Vinod Mishra

IDEOLOGICAL RESOLUTIONS


Date : 1992
Transcription : CPI-ML(L)
HTML Markup : Salil Sen  for MIA, November 2007
Public Domain : Marxists Internet Archive (2005). You may freely copy, distribute, display and perform this work; as well as make derivative and commercial works. Please credit "Marxists Internet Archive" as your source.


[Adopted at the Fifth Party Congress.]

1. The CPI(ML) firmly upholds the banner of the Great October Revolution of 1917 led by Comrade Lenin in Russia. This was not only the first successful proletarian revolution in the world, it also brought about a new awakening in Asia. Though, after 75 years, the revolution is defeated, its historic significance can never be obliterated.

2. The CPI(ML) reaffirms the crucial role played by Comrade Stalin in building socialism in Soviet Union and in defending the Soviet Union against fascist aggression.

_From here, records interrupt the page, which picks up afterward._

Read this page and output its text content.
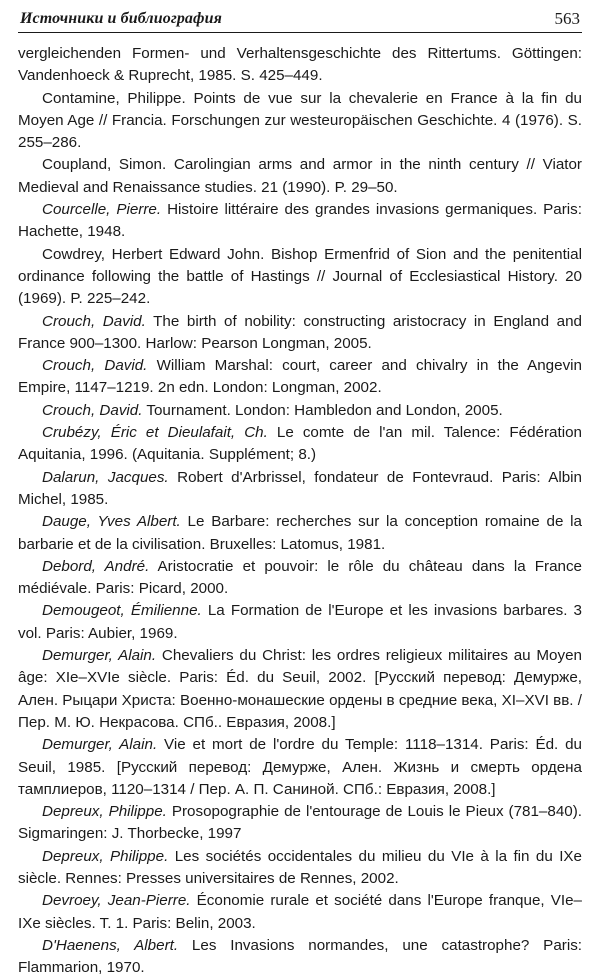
Источники и библиография	563

vergleichenden Formen- und Verhaltensgeschichte des Rittertums. Göttingen: Vandenhoeck & Ruprecht, 1985. S. 425–449.

Contamine, Philippe. Points de vue sur la chevalerie en France à la fin du Moyen Age // Francia. Forschungen zur westeuropäischen Geschichte. 4 (1976). S. 255–286.

Coupland, Simon. Carolingian arms and armor in the ninth century // Viator Medieval and Renaissance studies. 21 (1990). P. 29–50.

Courcelle, Pierre. Histoire littéraire des grandes invasions germaniques. Paris: Hachette, 1948.

Cowdrey, Herbert Edward John. Bishop Ermenfrid of Sion and the penitential ordinance following the battle of Hastings // Journal of Ecclesiastical History. 20 (1969). P. 225–242.

Crouch, David. The birth of nobility: constructing aristocracy in England and France 900–1300. Harlow: Pearson Longman, 2005.

Crouch, David. William Marshal: court, career and chivalry in the Angevin Empire, 1147–1219. 2n edn. London: Longman, 2002.

Crouch, David. Tournament. London: Hambledon and London, 2005.

Crubézy, Éric et Dieulafait, Ch. Le comte de l'an mil. Talence: Fédération Aquitania, 1996. (Aquitania. Supplément; 8.)

Dalarun, Jacques. Robert d'Arbrissel, fondateur de Fontevraud. Paris: Albin Michel, 1985.

Dauge, Yves Albert. Le Barbare: recherches sur la conception romaine de la barbarie et de la civilisation. Bruxelles: Latomus, 1981.

Debord, André. Aristocratie et pouvoir: le rôle du château dans la France médiévale. Paris: Picard, 2000.

Demougeot, Émilienne. La Formation de l'Europe et les invasions barbares. 3 vol. Paris: Aubier, 1969.

Demurger, Alain. Chevaliers du Christ: les ordres religieux militaires au Moyen âge: XIe–XVIe siècle. Paris: Éd. du Seuil, 2002. [Русский перевод: Демурже, Ален. Рыцари Христа: Военно-монашеские ордены в средние века, XI–XVI вв. / Пер. М. Ю. Некрасова. СПб.. Евразия, 2008.]

Demurger, Alain. Vie et mort de l'ordre du Temple: 1118–1314. Paris: Éd. du Seuil, 1985. [Русский перевод: Демурже, Ален. Жизнь и смерть ордена тамплиеров, 1120–1314 / Пер. А. П. Саниной. СПб.: Евразия, 2008.]

Depreux, Philippe. Prosopographie de l'entourage de Louis le Pieux (781–840). Sigmaringen: J. Thorbecke, 1997

Depreux, Philippe. Les sociétés occidentales du milieu du VIe à la fin du IXe siècle. Rennes: Presses universitaires de Rennes, 2002.

Devroey, Jean-Pierre. Économie rurale et société dans l'Europe franque, VIe–IXe siècles. T. 1. Paris: Belin, 2003.

D'Haenens, Albert. Les Invasions normandes, une catastrophe? Paris: Flammarion, 1970.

Stalin, however, had a lot of metaphysics in his approach and this was the main source of his grievous mistakes. During his period, inner-party democracy as well as socialist democracy in society suffered from gross distortions.

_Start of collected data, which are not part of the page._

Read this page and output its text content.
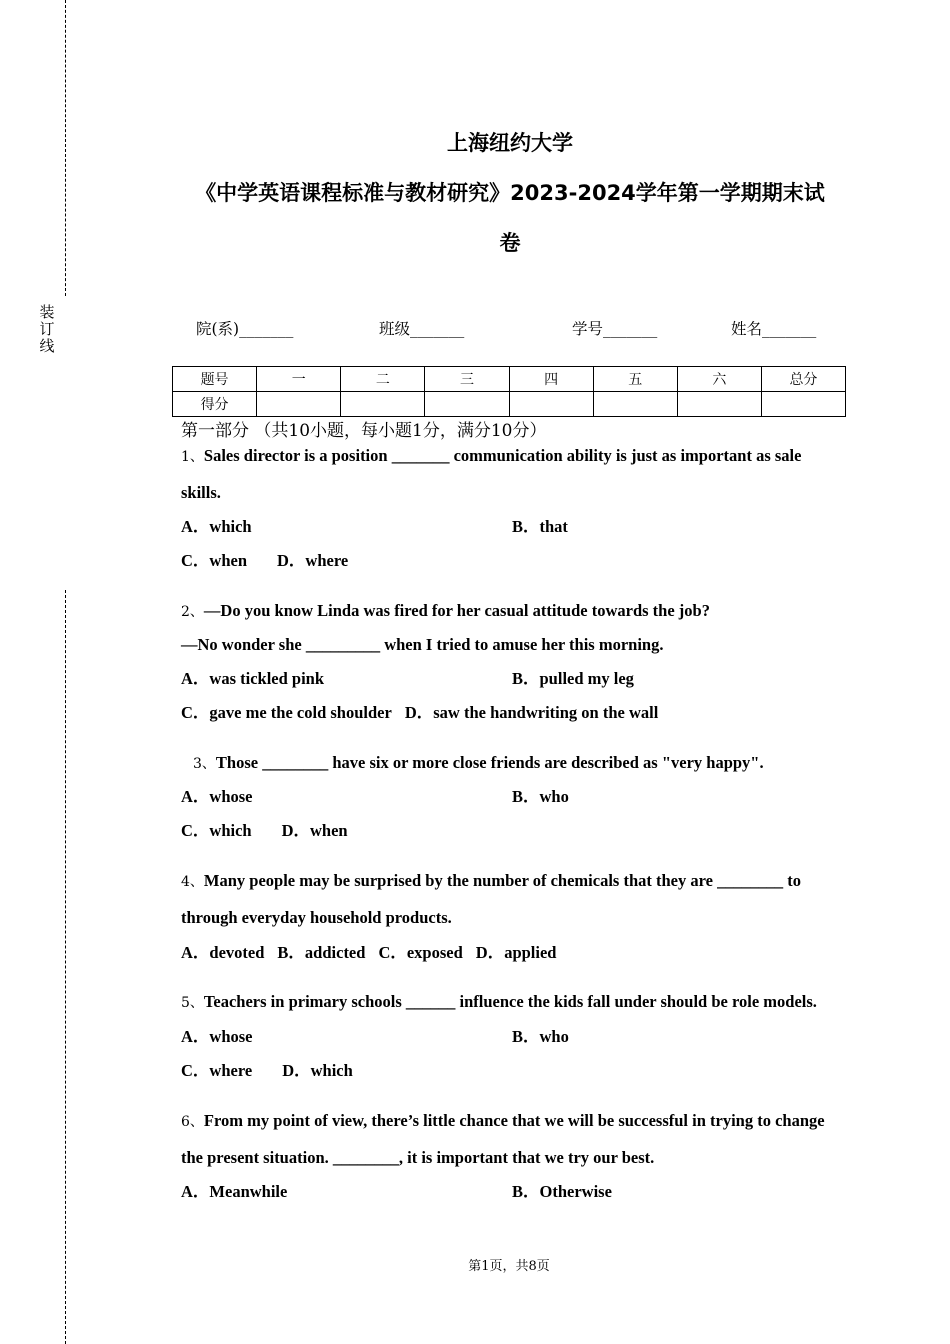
装订线
上海纽约大学
《中学英语课程标准与教材研究》2023-2024学年第一学期期末试
卷
院(系)_______	班级_______	学号_______	姓名_______
题号	一	二	三	四	五	六	总分
得分							
第一部分 （共10小题，每小题1分，满分10分）
1、Sales director is a position _______ communication ability is just as important as sale
skills.
A．which	B．that
C．when D．where
2、—Do you know Linda was fired for her casual attitude towards the job?
—No wonder she _________ when I tried to amuse her this morning.
A．was tickled pink	B．pulled my leg
C．gave me the cold shoulder D．saw the handwriting on the wall
3、Those ________ have six or more close friends are described as "very happy".
A．whose	B．who
C．which D．when
4、Many people may be surprised by the number of chemicals that they are ________ to
through everyday household products.
A．devoted B．addicted C．exposed D．applied
5、Teachers in primary schools ______ influence the kids fall under should be role models.
A．whose	B．who
C．where D．which
6、From my point of view, there’s little chance that we will be successful in trying to change
the present situation. ________, it is important that we try our best.
A．Meanwhile	B．Otherwise
第1页，共8页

3. The CPI(ML) stands by the struggle conducted against modern revisionism by Mao Zedong and the CPC in the Great Debate of early 1960s.

Comrade Mao's theses regarding the existence of class struggle in socialist society end its reflection within the communist party; the danger of capitalist restoration and the as yet undecided nature of the struggle between socialism and capitalism have been borne out by history. Mao's thought thus developed in negation of both Stalinist metaphysics and Khruschevite revisionism and put Marxism-Leninism back on the rails once again.

Mao's struggle had a great impact on the Indian communist movement. His thought contributed a lot to the emergence of our Marxist-Leninist party in struggle against all the Indian variants of modern revisionism.

4. In order to revitalise socialism, the Soviet Union in the post-Breznev period was in crying need of a thorough transformation of its superpower status, restructuring of its rigid economic structure and rebuilding of its socialist democratic institutions. That is why when Gorbachev embarked upon Perestroika and Glasnost, he received overwhelming support from communists, progressive forces and democratic people throughout the world. However, it turned out that Gorbachev had been operating within the framework of liberal bourgeois ideology and economic-political collaboration with western imperialism. The CPI(ML), therefore, denounces Gorbachev as a renegade.

5. The CPI(ML) is firmly against any international centre and any super party. In international affairs, it believes in following an independent policy based on its perception of the international situation. While welcoming the Chinese efforts to normalise and improve relations with Vietnam, we cannot but criticise the Chinese foreign policy response to the Gulf War.

6. The CPI(ML) does not rule out the possibility of a proletarian state with a multi-party system in Indian conditions. Its nature and form can, however, only be decided in the course of practice.

7. The CPI(ML) considers it to be the Party's foremost duty to rise in defence of Marxism which is now facing an all-out attack by the world bourgeoisie, to retrieve its revolutionary essence and to enrich it further in course of accomplishing the Indian revolution.